While numerous reviews have catalogued the discovery and properties of marine AMPs, this work provides a forward-looking, integrated perspective. We highlight the comprehensive translational pipeline—connecting omics-informed discovery, computational and AI-driven design, recombinant and synthetic production methodologies, and nanotechnology-facilitated delivery systems—and evaluate it from a time-to-application perspective. Recent preclinical studies illustrate the significant translational potential of marine AMPs, such as piscidin-1, epinecidin-1, and halocyntin, which display in vivo efficacy against multidrug-resistant bacteria and retain structural integrity in high-salinity conditions.
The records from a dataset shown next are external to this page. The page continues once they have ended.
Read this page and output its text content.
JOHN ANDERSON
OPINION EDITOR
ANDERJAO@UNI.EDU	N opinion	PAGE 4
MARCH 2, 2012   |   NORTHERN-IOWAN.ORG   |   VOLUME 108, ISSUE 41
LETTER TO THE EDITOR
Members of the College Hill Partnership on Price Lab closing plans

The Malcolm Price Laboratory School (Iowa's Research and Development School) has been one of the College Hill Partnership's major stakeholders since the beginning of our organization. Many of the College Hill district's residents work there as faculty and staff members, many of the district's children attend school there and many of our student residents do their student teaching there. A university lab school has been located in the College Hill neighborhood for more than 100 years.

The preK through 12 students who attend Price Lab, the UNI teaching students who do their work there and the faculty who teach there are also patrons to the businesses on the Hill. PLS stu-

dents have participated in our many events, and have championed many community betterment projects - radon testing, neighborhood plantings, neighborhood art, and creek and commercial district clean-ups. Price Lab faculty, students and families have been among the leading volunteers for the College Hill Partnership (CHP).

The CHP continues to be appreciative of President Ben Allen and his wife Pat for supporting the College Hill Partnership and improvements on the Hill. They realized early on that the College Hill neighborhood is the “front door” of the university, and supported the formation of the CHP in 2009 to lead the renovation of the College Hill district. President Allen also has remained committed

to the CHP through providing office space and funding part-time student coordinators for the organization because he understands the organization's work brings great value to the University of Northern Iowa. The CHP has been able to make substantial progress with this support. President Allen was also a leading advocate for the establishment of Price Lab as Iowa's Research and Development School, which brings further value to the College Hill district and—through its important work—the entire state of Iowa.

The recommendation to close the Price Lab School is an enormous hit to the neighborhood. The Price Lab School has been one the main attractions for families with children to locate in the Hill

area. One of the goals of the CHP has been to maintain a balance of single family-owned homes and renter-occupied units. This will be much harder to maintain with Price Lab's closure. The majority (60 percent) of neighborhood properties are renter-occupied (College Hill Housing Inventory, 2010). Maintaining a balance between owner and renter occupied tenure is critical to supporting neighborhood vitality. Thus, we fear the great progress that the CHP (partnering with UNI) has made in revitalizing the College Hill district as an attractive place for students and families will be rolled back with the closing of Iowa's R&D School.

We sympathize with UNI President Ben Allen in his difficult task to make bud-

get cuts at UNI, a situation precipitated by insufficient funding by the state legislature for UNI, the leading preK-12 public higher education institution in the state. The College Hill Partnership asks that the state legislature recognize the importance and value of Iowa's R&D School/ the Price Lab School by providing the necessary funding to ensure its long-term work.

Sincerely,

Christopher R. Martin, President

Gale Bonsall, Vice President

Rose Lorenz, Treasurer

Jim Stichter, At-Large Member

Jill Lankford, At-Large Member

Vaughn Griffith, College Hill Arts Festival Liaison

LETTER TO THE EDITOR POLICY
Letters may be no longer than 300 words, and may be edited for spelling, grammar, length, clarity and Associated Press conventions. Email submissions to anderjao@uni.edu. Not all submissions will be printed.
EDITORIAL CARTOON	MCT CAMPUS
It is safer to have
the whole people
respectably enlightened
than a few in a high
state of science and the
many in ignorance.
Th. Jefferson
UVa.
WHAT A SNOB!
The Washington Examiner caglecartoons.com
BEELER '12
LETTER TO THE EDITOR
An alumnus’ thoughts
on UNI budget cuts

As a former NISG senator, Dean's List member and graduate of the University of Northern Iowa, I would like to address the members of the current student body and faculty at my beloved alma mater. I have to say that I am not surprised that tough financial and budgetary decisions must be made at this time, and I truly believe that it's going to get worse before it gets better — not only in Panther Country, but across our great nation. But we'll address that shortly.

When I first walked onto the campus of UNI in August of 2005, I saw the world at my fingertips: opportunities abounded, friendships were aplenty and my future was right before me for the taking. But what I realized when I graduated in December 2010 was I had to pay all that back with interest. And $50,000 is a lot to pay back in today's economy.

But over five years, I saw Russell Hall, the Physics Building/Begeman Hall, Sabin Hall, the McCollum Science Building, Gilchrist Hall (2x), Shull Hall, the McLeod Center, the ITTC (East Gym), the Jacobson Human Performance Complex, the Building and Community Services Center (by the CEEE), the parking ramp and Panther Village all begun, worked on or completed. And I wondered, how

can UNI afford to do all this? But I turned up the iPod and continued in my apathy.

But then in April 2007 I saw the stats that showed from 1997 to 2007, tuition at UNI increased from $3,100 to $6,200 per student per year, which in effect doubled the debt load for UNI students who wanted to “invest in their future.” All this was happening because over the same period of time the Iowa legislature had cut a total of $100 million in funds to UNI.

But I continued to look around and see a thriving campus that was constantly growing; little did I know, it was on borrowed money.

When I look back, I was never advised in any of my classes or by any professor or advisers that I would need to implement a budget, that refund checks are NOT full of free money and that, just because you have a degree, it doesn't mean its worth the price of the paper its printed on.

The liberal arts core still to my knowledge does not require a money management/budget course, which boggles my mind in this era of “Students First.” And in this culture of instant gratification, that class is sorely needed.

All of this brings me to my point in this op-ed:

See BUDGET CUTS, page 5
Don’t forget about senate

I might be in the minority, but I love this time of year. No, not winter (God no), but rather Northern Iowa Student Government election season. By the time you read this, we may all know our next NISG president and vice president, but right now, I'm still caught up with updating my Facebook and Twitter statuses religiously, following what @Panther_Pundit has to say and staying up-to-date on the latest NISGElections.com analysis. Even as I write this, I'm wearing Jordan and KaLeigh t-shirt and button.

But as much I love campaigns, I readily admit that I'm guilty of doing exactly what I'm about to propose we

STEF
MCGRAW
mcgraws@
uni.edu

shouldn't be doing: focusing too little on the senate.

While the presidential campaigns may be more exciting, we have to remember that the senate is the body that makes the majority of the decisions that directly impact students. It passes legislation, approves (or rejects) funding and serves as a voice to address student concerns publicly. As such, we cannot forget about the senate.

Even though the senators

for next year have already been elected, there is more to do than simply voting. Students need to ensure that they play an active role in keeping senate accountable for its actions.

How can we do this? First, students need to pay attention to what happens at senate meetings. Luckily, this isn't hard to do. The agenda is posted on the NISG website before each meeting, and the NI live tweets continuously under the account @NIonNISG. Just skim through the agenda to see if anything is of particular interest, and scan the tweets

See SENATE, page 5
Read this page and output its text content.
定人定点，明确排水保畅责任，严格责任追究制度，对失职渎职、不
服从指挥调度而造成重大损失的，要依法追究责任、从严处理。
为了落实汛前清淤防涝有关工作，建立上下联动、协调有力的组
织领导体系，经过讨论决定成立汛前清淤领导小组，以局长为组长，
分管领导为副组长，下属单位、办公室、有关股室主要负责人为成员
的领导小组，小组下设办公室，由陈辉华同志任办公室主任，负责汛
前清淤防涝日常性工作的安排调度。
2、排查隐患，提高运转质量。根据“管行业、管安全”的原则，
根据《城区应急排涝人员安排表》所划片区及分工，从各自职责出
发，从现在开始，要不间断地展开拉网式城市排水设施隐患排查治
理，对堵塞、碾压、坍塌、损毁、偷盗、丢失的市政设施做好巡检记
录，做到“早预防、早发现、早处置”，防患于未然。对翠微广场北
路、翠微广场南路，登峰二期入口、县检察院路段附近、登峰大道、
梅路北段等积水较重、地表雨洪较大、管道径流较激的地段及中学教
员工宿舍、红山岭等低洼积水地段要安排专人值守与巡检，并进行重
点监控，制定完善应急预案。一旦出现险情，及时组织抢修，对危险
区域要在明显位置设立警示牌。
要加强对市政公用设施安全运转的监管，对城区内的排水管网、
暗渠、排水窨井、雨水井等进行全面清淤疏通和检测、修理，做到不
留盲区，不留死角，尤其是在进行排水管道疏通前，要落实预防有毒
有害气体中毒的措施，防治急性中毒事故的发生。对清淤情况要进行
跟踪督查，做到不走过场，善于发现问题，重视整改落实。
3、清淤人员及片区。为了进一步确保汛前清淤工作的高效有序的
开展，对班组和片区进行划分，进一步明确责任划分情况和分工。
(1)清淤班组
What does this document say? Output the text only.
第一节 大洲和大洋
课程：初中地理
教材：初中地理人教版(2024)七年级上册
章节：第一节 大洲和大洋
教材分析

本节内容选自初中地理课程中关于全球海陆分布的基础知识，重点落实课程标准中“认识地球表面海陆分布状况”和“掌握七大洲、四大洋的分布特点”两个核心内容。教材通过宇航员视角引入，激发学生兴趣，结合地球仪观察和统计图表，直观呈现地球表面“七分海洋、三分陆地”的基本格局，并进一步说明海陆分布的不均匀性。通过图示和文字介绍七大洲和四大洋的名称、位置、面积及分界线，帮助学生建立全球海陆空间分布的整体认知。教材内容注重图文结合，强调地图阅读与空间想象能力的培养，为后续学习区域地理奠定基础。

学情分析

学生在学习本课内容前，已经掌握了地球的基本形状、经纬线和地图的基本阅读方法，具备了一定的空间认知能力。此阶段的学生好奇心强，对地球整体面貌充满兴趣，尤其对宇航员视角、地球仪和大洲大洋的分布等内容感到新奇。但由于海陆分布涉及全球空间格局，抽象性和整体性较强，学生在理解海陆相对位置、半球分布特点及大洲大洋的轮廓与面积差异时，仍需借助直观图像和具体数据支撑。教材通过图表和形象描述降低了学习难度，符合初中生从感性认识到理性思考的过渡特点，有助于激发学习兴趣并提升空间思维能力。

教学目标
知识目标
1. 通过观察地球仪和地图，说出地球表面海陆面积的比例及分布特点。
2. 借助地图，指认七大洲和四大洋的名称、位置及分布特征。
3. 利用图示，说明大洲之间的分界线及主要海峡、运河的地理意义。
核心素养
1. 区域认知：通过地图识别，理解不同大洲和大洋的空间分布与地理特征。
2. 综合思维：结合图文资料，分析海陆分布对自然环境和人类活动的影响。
Moreover, advancements in AI-driven peptide discovery—specifically deep-learning methodologies for AMP identification and design and molecular de-extinction techniques that reconstruct effective antibiotic candidates from genomic data—are broadening the available chemical landscape and expediting the development of next-generation marine-derived therapeutics.

This cohesive framework organizes the review, progressing from sources and mechanisms to resistance and engineering, and culminating with practical applications. This review focuses exclusively on AMPs derived from marine species. The coverage encompasses their inherent diversity, modes of action, immunological functionality, resistance characteristics, and advancements in translational biotechnology, with a deliberate emphasis on concrete examples from fish, marine invertebrates, marine microorganisms, and algae.

Marine AMPs are evolutionarily conserved molecules that form a vital first line of defense across diverse organisms. Their cationic and amphipathic properties enable selective disruption of microbial membranes, while their multifunctionality—including immunomodulatory, antiviral, anticancer, and antiparasitic activities—underscores their value as candidates for next-generation therapeutics and biotechnological applications. Despite rapid advances, key barriers remain: the low abundance of AMPs in marine organisms, challenges in large-scale isolation, and limitations such as hemolysis, proteolytic degradation, and poor PK. These constraints highlight the need for innovative biotechnological approaches. Recombinant expression, peptide engineering, nanodelivery systems, and omics-guided discovery are already enhancing stability, scalability, and functional optimization, extending AMP use beyond human medicine to aquaculture, food preservation, and industrial biofilm control. Looking forward, the integration of marine biotechnology with synthetic biology, nanotechnology, and computational peptide design provides a clear pathway for overcoming current challenges. By converting naturally occurring AMPs into engineered, stable, and cost-effective molecules, these approaches can establish marine AMPs as a cornerstone in the global fight against AMR. Achieving this vision will depend on sustained multidisciplinary collaboration that bridges marine biology, biotechnology, and translational medicine. Quantitative advances in yield, cost reduction, and PK highlight that marine AMPs are moving beyond exploratory biology toward feasible translational pipelines.